Delving into the Dingly Dell

Interviews are a great way to get the background to important areas, but too often they concentrate on the big names (and I'm guiltier than most). So it's refreshing to come across somebody unknown but with an interesting perspective on things - in this case, Dell's embrace of GNU/Linux for ordinary users, seen through eyes of John Hull, manager of the Linux Engineering team there:

Ubuntu is already a great Linux distribution, so we try to only make changes where we can add value. Our primary focus is to get all necessary hardware support and bug fixes into the distribution itself, so that we don't have to make any changes to the shipping code. For those important bugs or hardware support that don't make the distribution, we'll make modifications to the factory-installed image as necessary. We add driver packages and scripts on top of the standard operating system to make sure our the customer experience is as nice as possible. Up to this point we have tried to minimize the changes we have made.

2 comments:

Peter Rock said...

"In the future, we may add additional applications (such as better multimedia capabilities, improved device control applets, or additional browser plugins), or possibly make user interface tweaks such as changing the default Compiz Fusion settings or improved desktop usability, but that will depend on customer feedback."
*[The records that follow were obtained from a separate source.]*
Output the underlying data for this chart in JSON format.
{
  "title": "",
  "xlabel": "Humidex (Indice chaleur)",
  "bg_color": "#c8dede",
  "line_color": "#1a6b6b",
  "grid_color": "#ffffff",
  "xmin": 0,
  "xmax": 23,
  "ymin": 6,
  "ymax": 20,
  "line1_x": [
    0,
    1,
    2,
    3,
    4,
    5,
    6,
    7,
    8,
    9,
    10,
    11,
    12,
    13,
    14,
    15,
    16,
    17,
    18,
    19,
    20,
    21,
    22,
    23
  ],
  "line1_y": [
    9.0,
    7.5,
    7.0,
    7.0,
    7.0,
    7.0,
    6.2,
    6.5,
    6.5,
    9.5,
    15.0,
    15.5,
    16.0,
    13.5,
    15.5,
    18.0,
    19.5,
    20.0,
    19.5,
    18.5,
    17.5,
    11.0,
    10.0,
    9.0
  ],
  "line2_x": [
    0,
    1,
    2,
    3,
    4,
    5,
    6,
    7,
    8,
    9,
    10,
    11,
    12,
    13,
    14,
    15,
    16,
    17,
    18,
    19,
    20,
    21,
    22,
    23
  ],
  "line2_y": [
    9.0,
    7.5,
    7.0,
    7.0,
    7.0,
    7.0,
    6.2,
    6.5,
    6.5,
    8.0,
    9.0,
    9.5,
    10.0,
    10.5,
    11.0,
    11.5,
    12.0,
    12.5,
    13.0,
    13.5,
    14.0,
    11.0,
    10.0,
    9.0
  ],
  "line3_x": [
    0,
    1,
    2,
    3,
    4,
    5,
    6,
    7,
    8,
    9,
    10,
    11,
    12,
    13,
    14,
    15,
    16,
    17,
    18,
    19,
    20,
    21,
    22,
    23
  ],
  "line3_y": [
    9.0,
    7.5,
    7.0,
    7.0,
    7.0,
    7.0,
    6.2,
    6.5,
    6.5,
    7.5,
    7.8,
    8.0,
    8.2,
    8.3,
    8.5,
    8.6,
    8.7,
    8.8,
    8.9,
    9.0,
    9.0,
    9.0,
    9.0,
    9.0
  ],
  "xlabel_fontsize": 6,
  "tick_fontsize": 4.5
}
"Value added"? Perhaps. But the free software community will watch this very closely. I think it might be a HUGE mistake if some ignorant CEO up top doesn't get the fact that there are many who will immediately cry "value SUBTRACTED!" if Dell starts stacking non-free software on a system to go beyond just getting it "to work". One can sympathize with a short-term compromise using proprietary code in order to get an otherwise useless machine functioning...but going beyond that will lead to valid finger pointing. And valid finger pointing means a lot when your audience is as savvy and socially conscious as many "Linux" users are.

glyn moody said...

It's probably inevitable that they'll make some mistakes, but I think they're trying hard to learn. A few *gentle* nudges will probably help.